Istilah Baju Koko sangat identik dengan busana muslim yang lazim digunakan oleh pria muslim di Indonesia. Trend menggunakan baju koko bagi pria muslim seakan sudah menjadi keharusan ketika mengikuti kegiatan-kegiatan keagamaan besar ataupun hanya sekedar digunakan untuk pergi beribadah ke mesjid.
Menurut Pengamat Budaya Tionghoa peranakan, David Kwa, baju yang sekarang dikenal dengan baju koko tersebut sebenarnya turun temurun dari baju masyarakat China bernama “Tui-Khim”.

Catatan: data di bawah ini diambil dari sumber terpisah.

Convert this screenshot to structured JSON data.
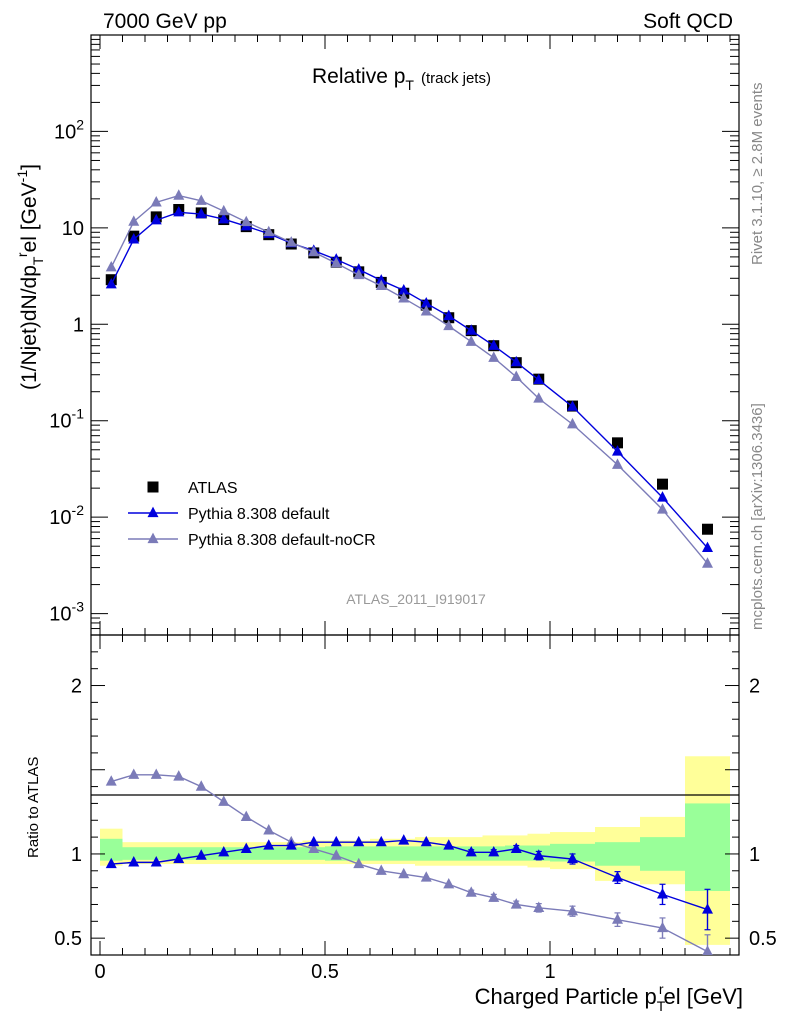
{
  "header": {
    "left": "7000 GeV pp",
    "right": "Soft QCD",
    "side_top": "Rivet 3.1.10, ≥ 2.8M events",
    "side_bottom": "mcplots.cern.ch [arXiv:1306.3436]"
  },
  "chart_data": [
    {
      "type": "line",
      "panel": "main",
      "title_main": "Relative p",
      "title_sub": "T",
      "title_suffix": "(track jets)",
      "ylabel": "(1/Njet)dN/dp",
      "ylabel_sub": "T",
      "ylabel_sup": "r",
      "ylabel_tail": "el [GeV",
      "ylabel_exp": "-1",
      "ylabel_close": "]",
      "watermark": "ATLAS_2011_I919017",
      "yscale": "log",
      "xlim": [
        -0.02,
        1.42
      ],
      "ylim": [
        0.0006,
        1000
      ],
      "yticks": [
        {
          "base": "10",
          "exp": "-3",
          "value": 0.001
        },
        {
          "base": "10",
          "exp": "-2",
          "value": 0.01
        },
        {
          "base": "10",
          "exp": "-1",
          "value": 0.1
        },
        {
          "base": "1",
          "exp": "",
          "value": 1
        },
        {
          "base": "10",
          "exp": "",
          "value": 10
        },
        {
          "base": "10",
          "exp": "2",
          "value": 100
        }
      ],
      "legend_position": "bottom-left",
      "x": [
        0.025,
        0.075,
        0.125,
        0.175,
        0.225,
        0.275,
        0.325,
        0.375,
        0.425,
        0.475,
        0.525,
        0.575,
        0.625,
        0.675,
        0.725,
        0.775,
        0.825,
        0.875,
        0.925,
        0.975,
        1.05,
        1.15,
        1.25,
        1.35
      ],
      "series": [
        {
          "name": "ATLAS",
          "color": "#000000",
          "marker": "square",
          "values": [
            2.9,
            8.2,
            13,
            15.5,
            14.3,
            12.2,
            10.3,
            8.5,
            6.8,
            5.5,
            4.4,
            3.5,
            2.72,
            2.1,
            1.58,
            1.17,
            0.86,
            0.6,
            0.4,
            0.27,
            0.142,
            0.059,
            0.022,
            0.0075
          ]
        },
        {
          "name": "Pythia 8.308 default",
          "color": "#0000dd",
          "marker": "triangle",
          "values": [
            2.6,
            7.6,
            12.0,
            14.5,
            13.9,
            12.3,
            10.4,
            8.7,
            6.95,
            5.8,
            4.7,
            3.7,
            2.85,
            2.25,
            1.65,
            1.22,
            0.86,
            0.6,
            0.405,
            0.265,
            0.14,
            0.048,
            0.016,
            0.0048
          ]
        },
        {
          "name": "Pythia 8.308 default-noCR",
          "color": "#7b7bb8",
          "marker": "triangle",
          "values": [
            3.9,
            11.6,
            18.4,
            21.6,
            19.1,
            14.9,
            11.5,
            9.05,
            7.05,
            5.6,
            4.3,
            3.25,
            2.5,
            1.86,
            1.36,
            0.96,
            0.66,
            0.45,
            0.285,
            0.17,
            0.092,
            0.035,
            0.012,
            0.0033
          ]
        }
      ]
    },
    {
      "type": "line",
      "panel": "ratio",
      "ylabel": "Ratio to ATLAS",
      "xlabel": "Charged Particle p",
      "xlabel_sub": "T",
      "xlabel_sup": "r",
      "xlabel_tail": "el [GeV]",
      "xlim": [
        -0.02,
        1.42
      ],
      "ylim": [
        0.4,
        2.3
      ],
      "xticks": [
        "0",
        "0.5",
        "1"
      ],
      "xtick_values": [
        0,
        0.5,
        1
      ],
      "yticks": [
        "0.5",
        "1",
        "2"
      ],
      "ytick_values": [
        0.5,
        1,
        2
      ],
      "x": [
        0.025,
        0.075,
        0.125,
        0.175,
        0.225,
        0.275,
        0.325,
        0.375,
        0.425,
        0.475,
        0.525,
        0.575,
        0.625,
        0.675,
        0.725,
        0.775,
        0.825,
        0.875,
        0.925,
        0.975,
        1.05,
        1.15,
        1.25,
        1.35
      ],
      "bin_edges": [
        0,
        0.05,
        0.1,
        0.15,
        0.2,
        0.25,
        0.3,
        0.35,
        0.4,
        0.45,
        0.5,
        0.55,
        0.6,
        0.65,
        0.7,
        0.75,
        0.8,
        0.85,
        0.9,
        0.95,
        1.0,
        1.1,
        1.2,
        1.3,
        1.4
      ],
      "band_green": [
        [
          0.96,
          1.09
        ],
        [
          0.965,
          1.04
        ],
        [
          0.965,
          1.04
        ],
        [
          0.965,
          1.04
        ],
        [
          0.965,
          1.04
        ],
        [
          0.965,
          1.04
        ],
        [
          0.965,
          1.04
        ],
        [
          0.965,
          1.04
        ],
        [
          0.965,
          1.04
        ],
        [
          0.965,
          1.04
        ],
        [
          0.96,
          1.045
        ],
        [
          0.96,
          1.045
        ],
        [
          0.96,
          1.045
        ],
        [
          0.96,
          1.045
        ],
        [
          0.96,
          1.045
        ],
        [
          0.96,
          1.045
        ],
        [
          0.96,
          1.045
        ],
        [
          0.96,
          1.045
        ],
        [
          0.96,
          1.05
        ],
        [
          0.96,
          1.05
        ],
        [
          0.955,
          1.06
        ],
        [
          0.93,
          1.07
        ],
        [
          0.9,
          1.1
        ],
        [
          0.78,
          1.3
        ]
      ],
      "band_yellow": [
        [
          0.93,
          1.15
        ],
        [
          0.94,
          1.07
        ],
        [
          0.94,
          1.07
        ],
        [
          0.94,
          1.07
        ],
        [
          0.94,
          1.07
        ],
        [
          0.94,
          1.07
        ],
        [
          0.94,
          1.07
        ],
        [
          0.94,
          1.07
        ],
        [
          0.94,
          1.07
        ],
        [
          0.94,
          1.08
        ],
        [
          0.94,
          1.08
        ],
        [
          0.94,
          1.08
        ],
        [
          0.94,
          1.09
        ],
        [
          0.94,
          1.09
        ],
        [
          0.93,
          1.1
        ],
        [
          0.93,
          1.1
        ],
        [
          0.93,
          1.1
        ],
        [
          0.93,
          1.11
        ],
        [
          0.93,
          1.11
        ],
        [
          0.92,
          1.12
        ],
        [
          0.91,
          1.13
        ],
        [
          0.84,
          1.16
        ],
        [
          0.82,
          1.22
        ],
        [
          0.46,
          1.58
        ]
      ],
      "series": [
        {
          "name": "Pythia 8.308 default",
          "color": "#0000dd",
          "values": [
            0.94,
            0.95,
            0.95,
            0.97,
            0.99,
            1.01,
            1.03,
            1.05,
            1.05,
            1.07,
            1.07,
            1.07,
            1.07,
            1.08,
            1.07,
            1.05,
            1.01,
            1.01,
            1.03,
            0.99,
            0.97,
            0.86,
            0.76,
            0.67
          ],
          "errors": [
            0.01,
            0.01,
            0.01,
            0.01,
            0.01,
            0.01,
            0.01,
            0.01,
            0.01,
            0.01,
            0.01,
            0.01,
            0.01,
            0.01,
            0.01,
            0.01,
            0.015,
            0.015,
            0.02,
            0.025,
            0.03,
            0.035,
            0.06,
            0.12
          ]
        },
        {
          "name": "Pythia 8.308 default-noCR",
          "color": "#7b7bb8",
          "values": [
            1.43,
            1.47,
            1.47,
            1.46,
            1.4,
            1.31,
            1.22,
            1.14,
            1.07,
            1.03,
            0.99,
            0.94,
            0.9,
            0.88,
            0.86,
            0.82,
            0.77,
            0.74,
            0.7,
            0.68,
            0.66,
            0.61,
            0.56,
            0.42
          ],
          "errors": [
            0.01,
            0.01,
            0.01,
            0.01,
            0.01,
            0.01,
            0.01,
            0.01,
            0.01,
            0.01,
            0.01,
            0.01,
            0.01,
            0.01,
            0.01,
            0.01,
            0.015,
            0.02,
            0.02,
            0.025,
            0.03,
            0.04,
            0.06,
            0.1
          ]
        }
      ]
    }
  ]
}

Di kalangan warga Betawi, baju Tui-Khim dipakai dan dikenal dengan sebutan baju Tikim. Baju Tui-Khim modelnya seperti baju koko, bukaan di tengah dengan lima kancing. Pada masyarakat Betawi, paduan baju ini biasanya celana batik. Mungkin di antara Anda masih ada yang ingat setelan almarhum Benjamin S di sinetron Si Doel Anak Sekolahan? Nah, kira-kira seperti itulah baju koko yang dipadu dengan celana batik, khas Betawi.
Hingga awal abad ke-20, pria Tionghoa di Indonesia masih mengenakan kostum Tui-Khim dan celana komprang atau longgar untuk kegiatan sehari-hari.
Lalu, bagaimana bisa baju tui-khim menjadi baju koko seperti yang kita kenal sekarang? Remy Sylado, budayawan, menjelaskan bahwa biasanya yang memakai baju tui-khim di masa itu adalah engkoh-engkoh. Dieja dalam Bahasa Indonesia jadinya Koko. Jadilah “Baju Koko”.
Pendapat serupa juga dikemukakan JJ Rizal. Sejarah kemunculan baju koko di Indonesia sangat erat kaitannya dengan adat masyarakat Tionghoa yang berbaur dengan penduduk pribumi sehingga banyak diadaptasi oleh berbagai suku di nusantara. Dipercaya
bahwa desain awal baju koko yang kita kenal sekarang ini berasal dari adanya kebiasaan pria Tionghoa yang menggunakan baju Tui khim yang merupakan pakaian yang lazim dipakai pada masa tersebut.
Akibat adanya akulturasi budaya antar kebudayaan Tionghoa dan masyarakat pribumi, lambat laun banyak pria di daerah betawi yang mengadaptasi baju yang kerap disebut baju Tikim ini yang dipadukan dengan celana komprong sehingga lama kelamaan menjadi pakaian keseharian yang sering digunakan ketika itu. Banyak pula pendapat budayawan yang memiliki opini bahwa sejarah nama baju Koko berasal dari sebutan “engkoh-engkoh” yang merupakan nama panggilan bagi pria Tionghoa.
Setelah melewati masa yang panjang serta kian terbukanya pandangan masyarakat dalam menerima akulturasi kebudayaan asing, pada era tahun 1990-an berbagai unsur Islam mulai mendapat ruang dalam struktur Negara dan ruang publik hingga sekarang.
Baju Takwa
Di beberapa daerah dan kalangan masyarakat, ada yang menyebut baju koko ini sebagai baju takwa. Padahal, sebenarnya kedua jenis baju ini berbeda. Baju takwa tidak diadopsi dari baju thui-kim, melainkan hasil modifikasi dari baju tradisional Jawa, yaitu Surjan. Surjan adalah salah satu pakaian adat Jawa yang dipakai pria sehari-hari.
Pakaian jenis ini juga bisa dipakai untuk menghadiri upacara-upacara resmi adat Jawa dengan dilengkapi blangkon dan bebetan. Biasanya, motifnya berupa garis-garis vertikal berwarna cokelat muda dan cokelat tua. Sudah mulai terbayang, kan? Baju Surjan versi aslinya ini masih banyak ditemui di Pasa Bringharjo, Yogyakarta, atau Pasar Klewer, Solo, atau di pasar suvenir di kawasan wisata lainnya di Jawa Tengah dan Jawa Timur.
Sunan Kalijaga yang pertama kali memodifikasi surjan menjadi “baju takwa”. Dari sembilan wali, hanya beliau yang pakaiannya berbeda. Sunan Kalijaga tidak menggunakan jubah dan sorban. Akan tetapi, merancang bajunya sendiri yang disebut “Baju Takwa”, dari baju Surjan. Baju surjan biasanya berlengan pendek, sedangkan oleh Sunan Kalijaga baju tersebut dijadikan lengan panjang.